Semaphorin 7a appears to regulate CHI3L1, they showed, by interacting with two intermediate proteins: “beta-1 integrin” and “plexin C1.” The former acts as a gas pedal for CHI3L1 while plexin C1 is more like a brake that decreases its production. So when they neutralized beta-1 integrin they saw less CHI3L1 and less metastasis. When they neutralized or decreased plexin C1 they saw more CHI3L1 and more metastasis.

Clinical considerations

The finding that the activation of the CHI3L1 pathway appeared to enable the spread of two different cancers, perhaps in two different tissues, suggests it could have a broader role, Elias said.

“That leads us to believe this may be a fundamental pathway in the generation of metastases,” he said.

Much more research is needed to be sure, he said, for instance to determine how CHI3L1 enables cancer spread.

“We know what molecules are involved in the triggering of this,” he said. “We don’t know where they are and which of them are on the tumor and which are in the normal tissue around the tumor.”
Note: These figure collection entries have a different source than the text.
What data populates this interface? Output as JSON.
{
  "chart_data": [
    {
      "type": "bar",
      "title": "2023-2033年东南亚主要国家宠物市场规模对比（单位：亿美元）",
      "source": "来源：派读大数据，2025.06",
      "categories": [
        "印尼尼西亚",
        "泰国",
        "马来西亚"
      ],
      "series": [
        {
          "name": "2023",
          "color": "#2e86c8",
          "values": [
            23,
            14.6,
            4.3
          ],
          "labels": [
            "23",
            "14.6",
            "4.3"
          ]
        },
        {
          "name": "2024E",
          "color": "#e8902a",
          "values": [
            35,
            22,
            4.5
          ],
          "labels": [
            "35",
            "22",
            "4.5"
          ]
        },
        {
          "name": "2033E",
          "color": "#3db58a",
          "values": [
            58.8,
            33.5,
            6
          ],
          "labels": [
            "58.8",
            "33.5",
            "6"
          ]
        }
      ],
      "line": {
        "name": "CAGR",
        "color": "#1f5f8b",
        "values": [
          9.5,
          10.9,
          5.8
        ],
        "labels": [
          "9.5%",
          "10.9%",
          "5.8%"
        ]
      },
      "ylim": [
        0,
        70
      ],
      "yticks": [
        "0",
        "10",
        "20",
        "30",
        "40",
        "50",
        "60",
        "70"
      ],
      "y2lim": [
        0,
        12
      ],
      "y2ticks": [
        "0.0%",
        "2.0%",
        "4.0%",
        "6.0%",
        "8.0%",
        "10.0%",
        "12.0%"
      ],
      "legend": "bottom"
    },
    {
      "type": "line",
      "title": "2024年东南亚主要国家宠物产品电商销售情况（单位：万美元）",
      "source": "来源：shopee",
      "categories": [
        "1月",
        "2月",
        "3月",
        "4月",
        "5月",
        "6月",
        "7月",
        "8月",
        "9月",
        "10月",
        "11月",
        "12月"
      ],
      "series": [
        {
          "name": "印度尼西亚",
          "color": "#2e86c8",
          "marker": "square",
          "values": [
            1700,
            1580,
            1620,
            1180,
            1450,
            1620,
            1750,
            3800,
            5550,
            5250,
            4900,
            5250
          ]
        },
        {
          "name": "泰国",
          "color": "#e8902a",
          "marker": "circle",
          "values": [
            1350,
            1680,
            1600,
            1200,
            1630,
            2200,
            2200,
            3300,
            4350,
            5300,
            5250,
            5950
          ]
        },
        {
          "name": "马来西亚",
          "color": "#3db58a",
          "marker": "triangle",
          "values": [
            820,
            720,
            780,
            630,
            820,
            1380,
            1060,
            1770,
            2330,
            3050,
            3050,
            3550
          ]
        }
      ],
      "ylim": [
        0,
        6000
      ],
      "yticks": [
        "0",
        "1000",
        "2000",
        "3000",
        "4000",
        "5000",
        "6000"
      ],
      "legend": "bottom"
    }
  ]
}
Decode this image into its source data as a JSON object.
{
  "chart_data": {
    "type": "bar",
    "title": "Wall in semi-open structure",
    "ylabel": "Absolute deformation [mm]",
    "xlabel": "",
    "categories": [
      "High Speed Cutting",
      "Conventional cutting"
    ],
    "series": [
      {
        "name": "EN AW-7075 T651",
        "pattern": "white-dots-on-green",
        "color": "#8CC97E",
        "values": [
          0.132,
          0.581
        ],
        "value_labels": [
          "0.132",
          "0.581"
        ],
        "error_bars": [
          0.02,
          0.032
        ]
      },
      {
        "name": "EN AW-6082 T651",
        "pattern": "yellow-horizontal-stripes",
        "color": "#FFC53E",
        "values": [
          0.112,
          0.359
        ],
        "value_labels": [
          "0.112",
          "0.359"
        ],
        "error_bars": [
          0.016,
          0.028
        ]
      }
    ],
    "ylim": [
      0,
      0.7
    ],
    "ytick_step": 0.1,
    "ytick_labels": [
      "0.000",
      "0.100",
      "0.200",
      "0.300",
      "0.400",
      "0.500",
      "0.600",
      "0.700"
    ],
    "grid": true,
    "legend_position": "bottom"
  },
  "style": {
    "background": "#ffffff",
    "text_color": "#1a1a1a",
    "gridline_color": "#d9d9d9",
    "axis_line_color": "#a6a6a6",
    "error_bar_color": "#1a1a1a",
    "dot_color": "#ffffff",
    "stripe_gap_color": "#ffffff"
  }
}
Because the Elias lab’s focus is on pulmonology, the researchers are hoping experts in other organs will study CHI3L1 in other areas of the body to determine if it plays the same role in these locations.

If further research strengthens the evidence that dysregulated CHI3L1 is a fundamental enabler of cancer spread, then developing a drug or biologic treatment to restore proper regulation would be worth trying, Elias and Lee said. In hopes of developing an asthma treatment, the group is already working on converting the CHI3L1-suppressing antibody it uses in mice into one that would be compatible with humans.

One long-term vision, Elias said, could be to prevent cancer spread after surgery to remove a patient’s main tumor.

“If you treated them in this manner could it prevent or really delay the spread of the tumor and give the person a longer and better life?” he said. “That’s the reason why we are excited about extrapolating these studies from the mouse to man.”

In addition to Elias and Lee, other authors are Bing Ma, Erica Herzog, Xueyan Peng, Chang-Min Lee, Xiaosong Chen, Sara Rockwell, Ja Seok Koo, Harriet Kluger, Roy Herbst, and Mario Sznol.

The National Institutes of Health funded the study (grants R01-HL-093017 and UO1-HL-108638).